Die heile Welt von Nintendo in Zeiten von Convid-19!

Es ist schon angsteinflößend, wie perfekt Animal Crossing: New Horizons in das aktuelle Zeitgeschehen passt.

Ein Spiel, bei dem man auf eine einsame Insel fliegt.
In einer Welt, in der Flugzeuge kaum noch fliegen.

Ein Spiel, bei dem es ums Erkunden geht, ums Abenteuer, um den Spaß an der frischen Luft geht.
In einer Welt, in der wir aus Solidarität das Haus nicht verlassen.

Ein Spiel, in dem alles perfekt ist.
In einer Welt, die besonders jetzt das krasse Gegenteil von perfekt ist.

Unterhaltung in den eigenen vier Wänden

Wir befinden uns in einer Krise. Das merkt man nicht nur an den Einschnitten des öffentlichen Lebens, sondern auch am (stets beliebten) Aktienmarkt. Die Kurse fallen, die Indexe crashen, Bürokratie wird mal eben über den Haufen geworden und milliardenschwere Hilfspakete werden geschnürt. Ganze Branchen stehen vor dem kollektiven Bankrott. Ohne Finanzspritzen würde die gesamte Weltwirtschaft in sich zusammenbrechen.

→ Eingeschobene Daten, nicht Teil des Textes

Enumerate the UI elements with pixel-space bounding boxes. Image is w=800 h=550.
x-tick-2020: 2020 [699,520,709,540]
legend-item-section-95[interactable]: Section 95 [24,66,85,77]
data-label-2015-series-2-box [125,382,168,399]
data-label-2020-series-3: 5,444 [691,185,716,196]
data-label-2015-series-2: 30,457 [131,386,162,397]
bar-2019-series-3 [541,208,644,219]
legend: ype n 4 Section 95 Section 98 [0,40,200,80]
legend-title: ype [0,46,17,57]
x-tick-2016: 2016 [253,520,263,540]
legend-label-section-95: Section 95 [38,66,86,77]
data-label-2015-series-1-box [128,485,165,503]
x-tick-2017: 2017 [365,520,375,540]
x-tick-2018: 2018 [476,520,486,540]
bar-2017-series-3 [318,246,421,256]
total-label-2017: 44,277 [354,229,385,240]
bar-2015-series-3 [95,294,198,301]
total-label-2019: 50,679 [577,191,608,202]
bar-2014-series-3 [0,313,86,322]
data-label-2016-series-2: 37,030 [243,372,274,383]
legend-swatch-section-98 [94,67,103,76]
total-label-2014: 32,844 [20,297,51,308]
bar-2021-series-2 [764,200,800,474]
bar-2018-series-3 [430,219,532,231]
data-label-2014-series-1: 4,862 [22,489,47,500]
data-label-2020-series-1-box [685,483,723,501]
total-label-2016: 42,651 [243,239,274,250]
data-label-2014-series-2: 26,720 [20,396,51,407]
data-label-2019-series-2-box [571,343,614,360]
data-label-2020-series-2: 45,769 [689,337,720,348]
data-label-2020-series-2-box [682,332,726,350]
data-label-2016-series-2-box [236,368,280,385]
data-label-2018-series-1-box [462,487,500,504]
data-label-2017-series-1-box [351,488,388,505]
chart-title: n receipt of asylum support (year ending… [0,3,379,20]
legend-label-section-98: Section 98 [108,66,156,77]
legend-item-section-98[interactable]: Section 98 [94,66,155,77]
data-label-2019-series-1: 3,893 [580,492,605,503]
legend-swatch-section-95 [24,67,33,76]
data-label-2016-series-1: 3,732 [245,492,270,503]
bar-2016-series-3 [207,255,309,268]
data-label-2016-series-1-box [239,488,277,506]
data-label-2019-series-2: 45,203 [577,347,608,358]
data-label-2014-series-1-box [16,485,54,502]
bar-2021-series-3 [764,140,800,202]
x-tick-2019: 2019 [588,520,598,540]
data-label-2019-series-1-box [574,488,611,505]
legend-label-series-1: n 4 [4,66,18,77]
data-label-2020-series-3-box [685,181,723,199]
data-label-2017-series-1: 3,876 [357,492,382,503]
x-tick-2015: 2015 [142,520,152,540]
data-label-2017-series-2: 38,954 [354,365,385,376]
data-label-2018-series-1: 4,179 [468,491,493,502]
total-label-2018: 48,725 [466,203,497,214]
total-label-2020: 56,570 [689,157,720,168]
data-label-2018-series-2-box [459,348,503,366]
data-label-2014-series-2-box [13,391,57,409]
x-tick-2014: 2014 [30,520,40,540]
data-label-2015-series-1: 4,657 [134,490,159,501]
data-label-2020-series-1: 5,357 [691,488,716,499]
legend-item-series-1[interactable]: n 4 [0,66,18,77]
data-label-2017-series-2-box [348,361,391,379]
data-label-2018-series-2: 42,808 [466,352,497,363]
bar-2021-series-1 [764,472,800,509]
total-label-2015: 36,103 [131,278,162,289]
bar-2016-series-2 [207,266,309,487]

Weltwirtschaft hin oder her, aber spielt sich eigentlich in den eigenen vier Wänden ab? Während einer Krise, legt vor allem ein Zweig zu: die Unterhaltung zu Hause. Wenn das Geld knapp wird, geht man nicht häufig aus. Das gesparte Geld wird in einen besseren Fernseher, eine Konsole oder neue Spiele investiert.

Schaut man die Tage in die sozialen Medien (was soll man den ganzen Tag denn auch sonst anstellen), kann man diesen Effekt deutlich erkennen. Leute bauen zum ersten Mal ihre Netflix-Liste ab und lassen so die weltweite Streaming-Bandbreite nach oben schießen. Zu den TV-Verkäufen dürften wir erst verspätet Zahlen erhalten. Was sicherlich ebenfalls in die Höhe schießt: Videospielzeit.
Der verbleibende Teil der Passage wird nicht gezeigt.